Continuing his efforts to turn the Lower Ninth Ward into an environmentally sustainable, largely solar-powered and “high-powered neighborhood,” Brad Pitt and Co. (through his Make it Right Foundation) today opened the most technologically advanced playground in North America. 

Kellogg Park (so-named after the contributing Kellogg’s Corporate Citizenship Fund) features $500,000 worth of equipment, landscaping and donated manpower, with donations from architectural firms BNIM and John Williams, and the mid-century modernists at KOMPAN Inc. (I guess the days of tanbark, sawdust and rusty monkey bars are over.) 

Make it Right, along with the PlayGreen Initiative, developed an eco-friendly play space, with all the bells and whistles Pitt and Make it Right have integrated into their batch of sustainable homes — rest assured, they’re not replacing the Lower Ninth with an Ikea. The site is another example of the power of potential Pitt’s invested in the neighborhood’s future.

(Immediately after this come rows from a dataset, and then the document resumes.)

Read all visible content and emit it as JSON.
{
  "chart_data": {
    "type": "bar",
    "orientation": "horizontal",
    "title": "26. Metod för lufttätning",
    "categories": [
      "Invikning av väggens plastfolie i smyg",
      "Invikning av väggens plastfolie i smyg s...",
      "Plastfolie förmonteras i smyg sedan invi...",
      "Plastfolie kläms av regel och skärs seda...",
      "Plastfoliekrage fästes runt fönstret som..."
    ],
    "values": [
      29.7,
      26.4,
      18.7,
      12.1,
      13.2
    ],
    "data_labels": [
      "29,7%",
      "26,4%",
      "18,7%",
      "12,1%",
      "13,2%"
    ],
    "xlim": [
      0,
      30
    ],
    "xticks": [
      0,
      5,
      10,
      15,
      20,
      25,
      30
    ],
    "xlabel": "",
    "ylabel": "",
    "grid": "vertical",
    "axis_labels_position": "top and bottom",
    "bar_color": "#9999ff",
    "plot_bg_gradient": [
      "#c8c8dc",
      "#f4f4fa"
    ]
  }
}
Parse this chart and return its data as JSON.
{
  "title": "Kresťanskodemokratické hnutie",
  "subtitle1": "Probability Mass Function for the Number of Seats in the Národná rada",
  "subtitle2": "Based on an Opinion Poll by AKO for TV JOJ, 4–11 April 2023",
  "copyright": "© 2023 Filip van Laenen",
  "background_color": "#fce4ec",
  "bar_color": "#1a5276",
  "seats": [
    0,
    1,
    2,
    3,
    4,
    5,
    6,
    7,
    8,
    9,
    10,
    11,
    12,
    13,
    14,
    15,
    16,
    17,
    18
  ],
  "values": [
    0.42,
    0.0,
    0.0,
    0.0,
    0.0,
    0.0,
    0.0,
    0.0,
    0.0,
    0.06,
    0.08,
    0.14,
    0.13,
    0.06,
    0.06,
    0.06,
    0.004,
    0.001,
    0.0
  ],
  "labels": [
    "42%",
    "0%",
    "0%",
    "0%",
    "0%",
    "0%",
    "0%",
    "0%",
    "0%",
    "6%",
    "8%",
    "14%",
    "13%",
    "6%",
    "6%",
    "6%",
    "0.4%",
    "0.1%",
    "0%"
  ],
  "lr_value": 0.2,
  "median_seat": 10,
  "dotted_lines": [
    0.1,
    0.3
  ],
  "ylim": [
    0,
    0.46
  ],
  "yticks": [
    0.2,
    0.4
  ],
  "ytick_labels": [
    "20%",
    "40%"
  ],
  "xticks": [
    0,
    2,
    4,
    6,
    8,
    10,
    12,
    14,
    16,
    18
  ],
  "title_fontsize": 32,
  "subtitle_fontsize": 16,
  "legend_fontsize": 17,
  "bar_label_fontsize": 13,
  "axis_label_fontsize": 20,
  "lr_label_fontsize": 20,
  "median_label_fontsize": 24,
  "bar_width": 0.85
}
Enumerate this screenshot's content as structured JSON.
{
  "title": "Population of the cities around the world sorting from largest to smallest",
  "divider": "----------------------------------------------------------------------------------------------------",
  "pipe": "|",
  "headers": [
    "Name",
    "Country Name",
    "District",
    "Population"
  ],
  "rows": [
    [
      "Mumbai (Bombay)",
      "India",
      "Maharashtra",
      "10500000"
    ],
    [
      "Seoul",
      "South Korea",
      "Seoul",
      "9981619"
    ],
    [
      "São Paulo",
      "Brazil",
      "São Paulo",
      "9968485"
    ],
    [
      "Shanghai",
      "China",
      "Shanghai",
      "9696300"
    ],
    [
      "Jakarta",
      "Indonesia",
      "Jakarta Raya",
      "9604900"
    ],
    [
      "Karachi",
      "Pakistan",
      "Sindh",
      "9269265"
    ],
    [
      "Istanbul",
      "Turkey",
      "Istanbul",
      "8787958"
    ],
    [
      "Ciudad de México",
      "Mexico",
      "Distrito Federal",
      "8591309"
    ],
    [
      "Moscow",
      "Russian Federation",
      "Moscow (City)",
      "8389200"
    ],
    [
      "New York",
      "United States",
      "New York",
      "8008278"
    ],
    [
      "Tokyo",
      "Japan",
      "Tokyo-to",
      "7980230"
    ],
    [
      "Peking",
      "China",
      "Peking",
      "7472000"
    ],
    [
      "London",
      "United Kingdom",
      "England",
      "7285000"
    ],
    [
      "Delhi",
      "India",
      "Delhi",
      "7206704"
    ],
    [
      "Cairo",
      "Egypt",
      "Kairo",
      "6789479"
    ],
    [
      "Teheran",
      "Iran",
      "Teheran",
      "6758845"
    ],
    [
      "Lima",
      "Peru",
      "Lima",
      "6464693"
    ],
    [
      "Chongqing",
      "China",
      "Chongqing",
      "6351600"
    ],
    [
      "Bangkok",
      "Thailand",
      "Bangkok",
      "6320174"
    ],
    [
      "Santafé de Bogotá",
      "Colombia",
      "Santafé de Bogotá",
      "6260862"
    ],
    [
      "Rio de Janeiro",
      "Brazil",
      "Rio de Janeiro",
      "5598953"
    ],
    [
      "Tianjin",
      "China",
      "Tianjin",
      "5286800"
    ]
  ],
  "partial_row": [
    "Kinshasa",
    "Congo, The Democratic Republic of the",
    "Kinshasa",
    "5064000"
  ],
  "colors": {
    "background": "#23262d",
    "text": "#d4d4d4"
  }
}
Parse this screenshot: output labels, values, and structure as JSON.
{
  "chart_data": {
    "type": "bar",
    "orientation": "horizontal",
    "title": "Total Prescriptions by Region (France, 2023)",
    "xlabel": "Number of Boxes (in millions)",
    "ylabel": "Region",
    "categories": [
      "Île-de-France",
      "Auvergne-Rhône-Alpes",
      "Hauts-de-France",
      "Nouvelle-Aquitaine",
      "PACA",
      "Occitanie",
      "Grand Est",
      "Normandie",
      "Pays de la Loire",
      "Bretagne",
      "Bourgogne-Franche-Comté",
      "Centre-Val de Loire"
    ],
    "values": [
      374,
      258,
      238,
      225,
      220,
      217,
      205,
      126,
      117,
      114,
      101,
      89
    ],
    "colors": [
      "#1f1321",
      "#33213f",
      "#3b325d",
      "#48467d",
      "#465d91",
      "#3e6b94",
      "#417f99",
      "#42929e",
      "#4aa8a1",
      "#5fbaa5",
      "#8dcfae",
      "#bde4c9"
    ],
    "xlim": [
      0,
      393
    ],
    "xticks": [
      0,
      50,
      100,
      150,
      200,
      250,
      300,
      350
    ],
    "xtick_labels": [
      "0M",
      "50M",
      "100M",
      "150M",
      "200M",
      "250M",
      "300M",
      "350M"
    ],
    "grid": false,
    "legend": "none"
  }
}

Tim Knowlton, Kellogg Company vice president of corporate social responsibility, dedicated the park to the kids, who, after three years, finally get a post-K playground — that just happens to be worth half a million dollars. 

In further New Orleans playground news, on Nov. 28, KaBOOM!’s Operation Playground completed a project at the Abramson Science & Technology Charter School with the help of more than 200 volunteers from the community and from the State Farm Bayou Classic. The next scheduled Operation Playground construction is Dec. 6 at Gentilly Terrace Elementary School.